Recorde-se que no ano passado foi lançada a portaria de habitabilidade para todas as pessoas que venham realizar trabalhos agrícolas, embora -recorde- que por se tratar de terreno privado, a Câmara Municipal vai até onde pode ir.

“Comunicamos aos proprietários o que acontece. Muitas dessas pessoas, a maioria jovens, vêm para a cidade em busca da 'Casa Grande' porque alguém lhes manda. Além disso, esses barracos são alugados, eles deixam parte do salário para viver nessas circunstâncias. Da Assistência Social damos todo o apoio que podemos, mas realmente é um submundo tão difícil que com as ONGs e os sindicatos concordamos que essas favelas deveriam ser impedidas de existir”, observou.

Voluntários levam comida para um dos assentamentos de Albacete

Voluntários levam comida para um dos assentamentos em Albacete M. MUNDI

ONG COLETIVA DE APOIO AO IMIGRANTE

"O agricultor deve ajudar a resolver o problema"

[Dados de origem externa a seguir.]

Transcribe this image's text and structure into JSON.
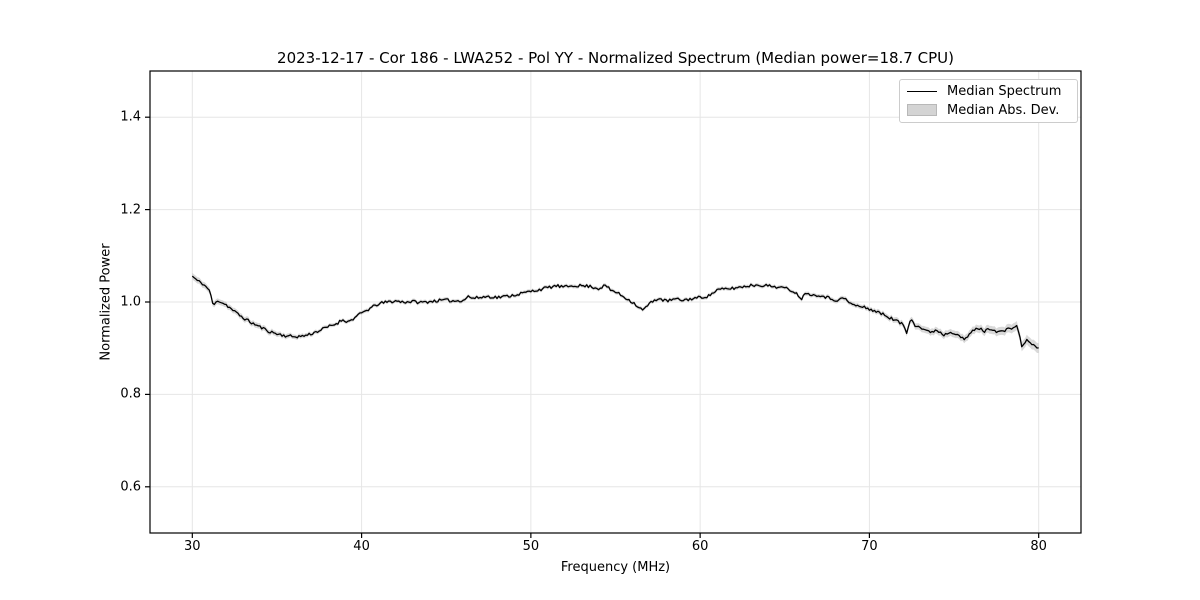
{
  "title": "2023-12-17 - Cor 186 - LWA252 - Pol YY - Normalized Spectrum (Median power=18.7 CPU)",
  "legend": {
    "entries": [
      {
        "label": "Median Spectrum",
        "type": "line",
        "color": "#000000"
      },
      {
        "label": "Median Abs. Dev.",
        "type": "patch",
        "color": "#d4d4d4"
      }
    ],
    "position": "upper right"
  },
  "colors": {
    "line": "#000000",
    "band": "#b3b3b3",
    "band_opacity": 0.5,
    "grid": "#e6e6e6",
    "frame": "#000000",
    "background": "#ffffff"
  },
  "chart_data": {
    "type": "line",
    "title": "2023-12-17 - Cor 186 - LWA252 - Pol YY - Normalized Spectrum (Median power=18.7 CPU)",
    "xlabel": "Frequency (MHz)",
    "ylabel": "Normalized Power",
    "xlim": [
      27.5,
      82.5
    ],
    "ylim": [
      0.5,
      1.5
    ],
    "x_ticks": [
      30,
      40,
      50,
      60,
      70,
      80
    ],
    "y_ticks": [
      0.6,
      0.8,
      1.0,
      1.2,
      1.4
    ],
    "grid": true,
    "legend_position": "upper right",
    "series": [
      {
        "name": "Median Spectrum",
        "x": [
          30.0,
          30.3,
          30.6,
          31.0,
          31.25,
          31.5,
          32.0,
          32.5,
          33.0,
          33.5,
          34.0,
          34.5,
          35.0,
          35.5,
          36.0,
          36.5,
          37.0,
          37.5,
          38.0,
          38.5,
          38.9,
          39.2,
          39.6,
          40.0,
          40.5,
          41.0,
          41.5,
          42.0,
          42.5,
          43.0,
          43.5,
          44.0,
          44.5,
          45.0,
          45.5,
          46.0,
          46.3,
          46.6,
          47.0,
          47.5,
          48.0,
          48.5,
          49.0,
          49.5,
          50.0,
          50.5,
          51.0,
          51.5,
          52.0,
          52.5,
          53.0,
          53.5,
          54.0,
          54.4,
          54.7,
          55.0,
          55.5,
          56.0,
          56.6,
          57.0,
          57.5,
          58.0,
          58.5,
          59.0,
          59.5,
          60.0,
          60.5,
          61.0,
          61.5,
          62.0,
          62.5,
          63.0,
          63.5,
          64.0,
          64.5,
          65.0,
          65.5,
          66.0,
          66.3,
          66.7,
          67.0,
          67.5,
          68.0,
          68.5,
          69.0,
          69.5,
          70.0,
          70.5,
          71.0,
          71.5,
          72.0,
          72.2,
          72.45,
          72.7,
          73.0,
          73.5,
          74.0,
          74.4,
          74.8,
          75.2,
          75.6,
          76.0,
          76.4,
          76.8,
          77.2,
          77.6,
          78.0,
          78.3,
          78.7,
          79.0,
          79.3,
          79.6,
          80.0
        ],
        "y": [
          1.056,
          1.046,
          1.04,
          1.026,
          0.991,
          1.004,
          0.994,
          0.979,
          0.966,
          0.955,
          0.946,
          0.937,
          0.931,
          0.927,
          0.925,
          0.926,
          0.931,
          0.938,
          0.946,
          0.953,
          0.962,
          0.957,
          0.966,
          0.976,
          0.986,
          0.996,
          1.0,
          1.002,
          1.0,
          1.001,
          0.999,
          1.001,
          1.003,
          1.004,
          1.002,
          1.004,
          1.012,
          1.008,
          1.01,
          1.012,
          1.01,
          1.012,
          1.015,
          1.019,
          1.023,
          1.027,
          1.031,
          1.035,
          1.032,
          1.036,
          1.035,
          1.034,
          1.029,
          1.036,
          1.026,
          1.022,
          1.011,
          1.0,
          0.982,
          0.996,
          1.008,
          1.002,
          1.006,
          1.004,
          1.007,
          1.01,
          1.013,
          1.026,
          1.028,
          1.03,
          1.033,
          1.036,
          1.037,
          1.035,
          1.033,
          1.03,
          1.024,
          1.008,
          1.021,
          1.014,
          1.016,
          1.01,
          1.004,
          1.008,
          0.994,
          0.99,
          0.985,
          0.978,
          0.97,
          0.961,
          0.951,
          0.933,
          0.968,
          0.95,
          0.945,
          0.935,
          0.939,
          0.929,
          0.936,
          0.931,
          0.917,
          0.934,
          0.944,
          0.937,
          0.943,
          0.935,
          0.938,
          0.942,
          0.949,
          0.906,
          0.916,
          0.91,
          0.898
        ]
      },
      {
        "name": "Median Abs. Dev.",
        "mad_x": [
          30,
          32,
          34,
          38,
          45,
          55,
          65,
          70,
          73,
          76,
          78,
          80
        ],
        "mad": [
          0.007,
          0.006,
          0.006,
          0.004,
          0.004,
          0.004,
          0.004,
          0.005,
          0.007,
          0.008,
          0.009,
          0.011
        ]
      }
    ],
    "noise_amplitude": 0.0033,
    "noise_seed": 11,
    "samples_per_mhz": 10
  }
}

O presidente do Grupo de Apoio ao Imigrante de Albacete, Cheikhou Cisse, acredita que deve pedir aos agricultores e empresários que se esforcem mais para resolver esta situação que aumenta com a época agrícola. “Temos que unir esforços entre todos. Caso contrário, nunca será possível erradicar as favelas existentes”, aponta este imigrante senegalês que colabora como técnico de projeto na ONG Medicus Mundi.

Cheikhou Cisse adianta que a solução para evitar o estabelecimento de mais assentamentos em Albacete e arredores é tentar abrir mais recursos e adaptá-los para que este grupo sinta que tem direitos e também algumas obrigações. “O que não se pode permitir é que os empresários aluguem barracos ou flats pelo dobro do preço normal porque supõem que vão lotar mais imigrantes. As regras devem ser estabelecidas e a lei cumprida”, repete Cisse, que fala de um empresário que cumpriu as regulamentações este ano, “e vejo isso como uma grande vantagem”.